Friday, November 5, 2010

When God-Allah-Buddha-Oprah-the Universe Speak

Last week, Scarlett was invited to a callback for the show with the biggest child-actor buzz in the history of local theater: Annie! At the Mother Ship, no less.

Text message between child actors were flying! Much intrigue, drama and hope.

The day of the callback, the Matron's diva woke up, sick. Head cold: congestion, drip, head ache, low grade fever, entirely unwell.

Here is Scarlett, on the way to the audition: "Mom I can't sing. I just can't sing. I'm never getting in."

Here is Scarlett, after being summarily released from the callback: "That was the worst audition of my entire life. I can't sing!"

That evening was stormy, and we're not talking the sky. Scarlett took to her room and refused to speak to anyone, except to say: "Why do I have to have a COLD on the day of such a big audition?"

Today? She found out that she is definitely not invited to be in the show -- one of her two major disappointments in theater (the other the role of Scout in To Kill a Mockingbird, for which she was a contender).

Her response? Overwhelming joy that two of her dearest friends are orphans.

Scarlett: "Mom, there's always another show. What can we get for winter? I need a winter show somewhere and then there's a summer show I found, too. The good thing about being an actor is sometimes you're sick or have a bad day, but there's always another show."

Now, the Matron has written two novels. She had -- has, she thinks -- a very famous, nationally respected and influential New York-based agent. Said agent once shopped the Matron's second novel extensively.

One day, eight months later, the Matron received a packet from her agent. The packet -- can we say mortal blow -- contained 27 rejection letters from publishers and an unsigned, dictated note from the agent.

No book.

Yours truly retired to her bed for the afternoon. It took her nearly a year to write again. Indeed, this blog was part of that initial healing process.

Scarlett? Rebounded and happy, after 24 hours.

Scarlett: "If all these kids are in Annie, there's more chance for me to be a lead in another show! Can we start looking? There's tons of good stuff to be in-- I just know it!"

Thank you, God-Allah-Buddha-Oprah-Universe. Sometimes, the parent has nothing to do with what happens.

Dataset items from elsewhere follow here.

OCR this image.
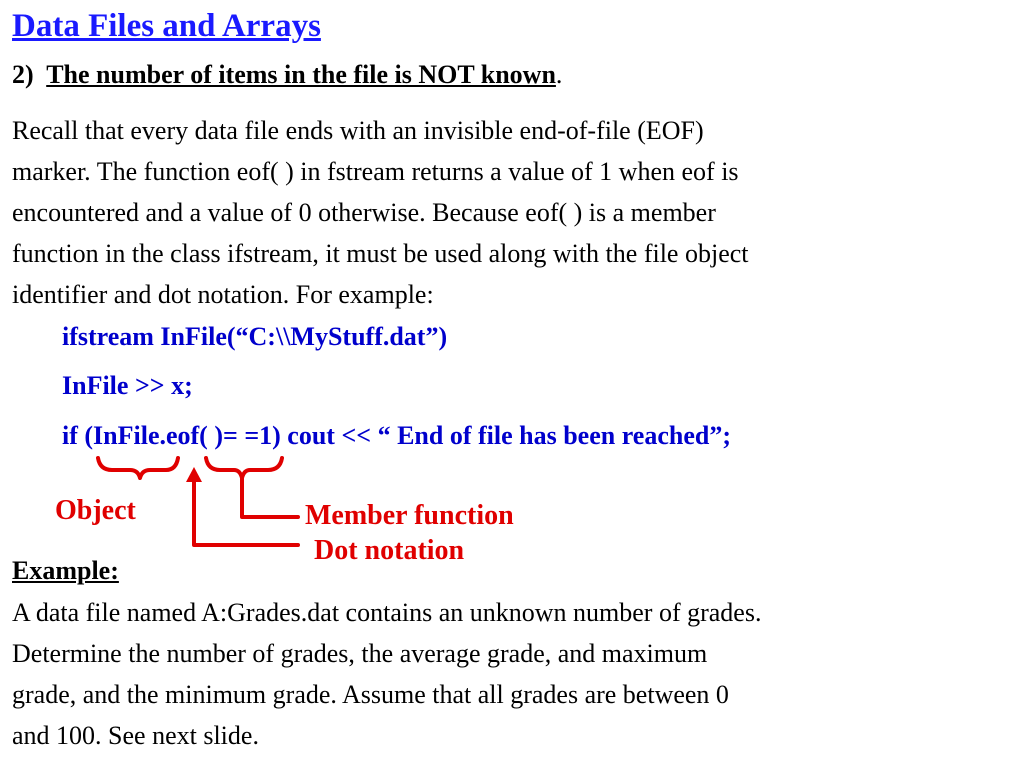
Data Files and Arrays
2) The number of items in the file is NOT known.
Recall that every data file ends with an invisible end-of-file (EOF)
marker. The function eof( ) in fstream returns a value of 1 when eof is
encountered and a value of 0 otherwise. Because eof( ) is a member
function in the class ifstream, it must be used along with the file object
identifier and dot notation. For example:
ifstream InFile(“C:\\MyStuff.dat”)
InFile >> x;
if (InFile.eof( )= =1) cout << “ End of file has been reached”;
Object	Member function
Dot notation
Example:
A data file named A:Grades.dat contains an unknown number of grades.
Determine the number of grades, the average grade, and maximum
grade, and the minimum grade. Assume that all grades are between 0
and 100. See next slide.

Suburban Correspondent said...

God bless her. But I do wish she could have been Scout - what a perfect role for her!

Minnesota Matron said...

Yes, she IS Scout. But alas, Scout is six and Scarlett? Twelve. An eight year old got the role.

MJ said...

As they say, kids are resilient!

Anonymous said...

What a blessing that your daughter can see the silver side of the cloud. I hope she helps you see yours, too. (And I get it, right now it's just dark without a glimmer of a silver lining. What's wrong with those publishers anyway?!?)

Viktor said...

God, she bounces back easily. I feel with your afternoon in bed, I am in the sciences - living with the 'publish or perish' motto, etc, - and a simple rejection of one of my papers can spiral me into weeks of dejection and border-line depression.

Good for her that she can deal with it so well.

Anonymous said...

And Matron? There is always another novel--and another publisher.

Cindy in Walla Walla said...

She already is the quintessential Annie. I can hear her "The sun will come out, tomorrow..."

JCK said...

She's going to go far, your girl.

I'm glad the blog helped your healing.

Xtreme English said...

I hope you're writing a novel about being a mother of a child actress. It's practically written already.